I don’t think it’s a world we could have ended up in, no. It’s an example to get people thinking about how norms they currently view as really positive could be a very bad fit in a different situation.
We have driverless cars, robosurgeons, and simple automated agents acting for us, all with the security of original Sendmail.
None of those things are exactly bulletproof as it is.
I’d say if you wanted to exploit these in practice today, as a random bystander, automated agents are by far the easiest, via prompt injection. And we’ve responded by talking a lot about the issue so people don’t over rely on them, not deploying them much yet, working hard to exploit them, and working hard to figure out how to make LLMs more robust against prompt injection. This is computer security norms working well: scrutinize technology heavily, starting as soon as it comes out before we have a heavy dependency on it (which wasn’t an option with the emergence of biological life).
But having the whole world at the level you describe basically sounds like you’ve somehow managed to climb impossibly high up an incredibly rickety pile of junk, to the point where instead of getting bruised when you inevitably do fall, you’re probably going to die.
Introducing the current norms into that would be painful, but not doing so would just let it get keeping worse, at least toward an asymptote.
Introducing the current computer security norms into biology without adjustment for the different circumstances means we, very likely, all die. I think you’re assuming that those norms are the only option to improve the situation, though, which is why you’d take them over nothing? But instead there are other ways we can make good progress on biosecurity. I think Delay, Detect, Defend (disclosure: I work for Kevin) is a good intro.
If that’s how you need to approach it, then shouldn’t you shut down ALL biology research, and dismantle the infrastructure?

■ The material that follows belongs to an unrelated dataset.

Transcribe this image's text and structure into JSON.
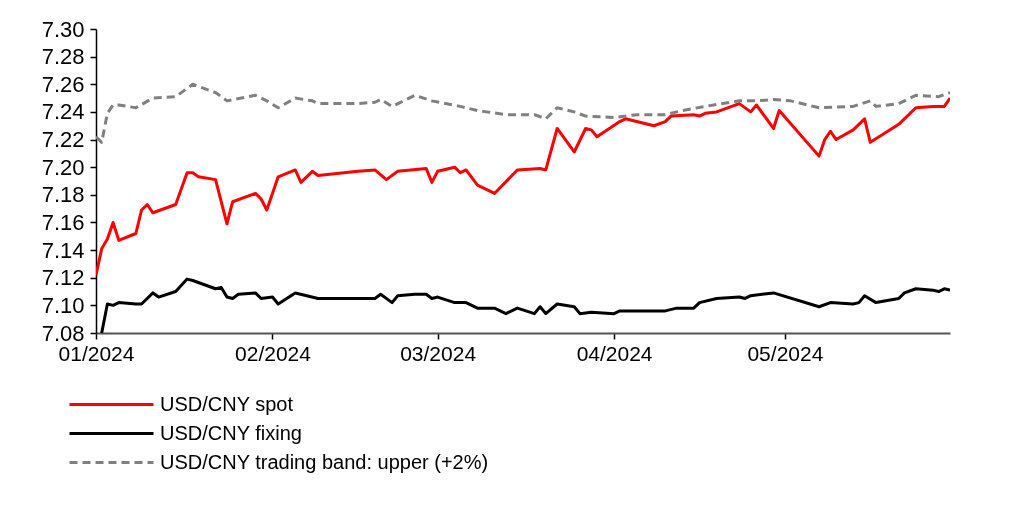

That sounds like the equivalent of shutting down all computing because you’re concerned about AI safety? Shutting down some areas, however, is something I think ranges from “clearly right” to “clearly wrong” depending on the risk/reward of the area. Stop researching how to predict whether a pathogen would be pandemic-class? Stop researching pest resistant food crops?
If the only choices were shutting it all down and doing nothing then I would lean towards the former, but not only aren’t those the choices, “shut it all down everywhere” would be (mostly rightly!) an incredibly unpopular approach we wouldn’t be able to make progress on.
Introducing the current computer security norms into biology without adjustment for the different circumstances means we, very likely, all die.
Only because of the issue of a mere catastrophe potentially leading us never to grow back our population. If you discount this effect, we’re not even sure if it’s possible at all for a biological infection to kill us all, and even if it is, I expect it to require way more implementation effort than people think.
I feel like this is either misinformation or very close to it.
I don’t think it’s a world we could have ended up in, no. It’s an example to get people thinking about how norms they currently view as really positive could be a very bad fit in a different situation.
I’d say if you wanted to exploit these in practice today, as a random bystander, automated agents are by far the easiest, via prompt injection. And we’ve responded by talking a lot about the issue so people don’t over rely on them, not deploying them much yet, working hard to exploit them, and working hard to figure out how to make LLMs more robust against prompt injection. This is computer security norms working well: scrutinize technology heavily, starting as soon as it comes out before we have a heavy dependency on it (which wasn’t an option with the emergence of biological life).
Introducing the current computer security norms into biology without adjustment for the different circumstances means we, very likely, all die. I think you’re assuming that those norms are the only option to improve the situation, though, which is why you’d take them over nothing? But instead there are other ways we can make good progress on biosecurity. I think Delay, Detect, Defend (disclosure: I work for Kevin) is a good intro.
That sounds like the equivalent of shutting down all computing because you’re concerned about AI safety? Shutting down some areas, however, is something I think ranges from “clearly right” to “clearly wrong” depending on the risk/reward of the area. Stop researching how to predict whether a pathogen would be pandemic-class? Stop researching pest resistant food crops?
If the only choices were shutting it all down and doing nothing then I would lean towards the former, but not only aren’t those the choices, “shut it all down everywhere” would be (mostly rightly!) an incredibly unpopular approach we wouldn’t be able to make progress on.
Only because of the issue of a mere catastrophe potentially leading us never to grow back our population. If you discount this effect, we’re not even sure if it’s possible at all for a biological infection to kill us all, and even if it is, I expect it to require way more implementation effort than people think.
I feel like this is either misinformation or very close to it.
https://www.lesswrong.com/posts/8NPFtzPhkeYZXRoh3/perpetually-declining-population
Here is a now-public example of how a biological infection could kill us all: Biological Risk from the Mirror World.
Flagging that I think this is false, but probably can’t get into why.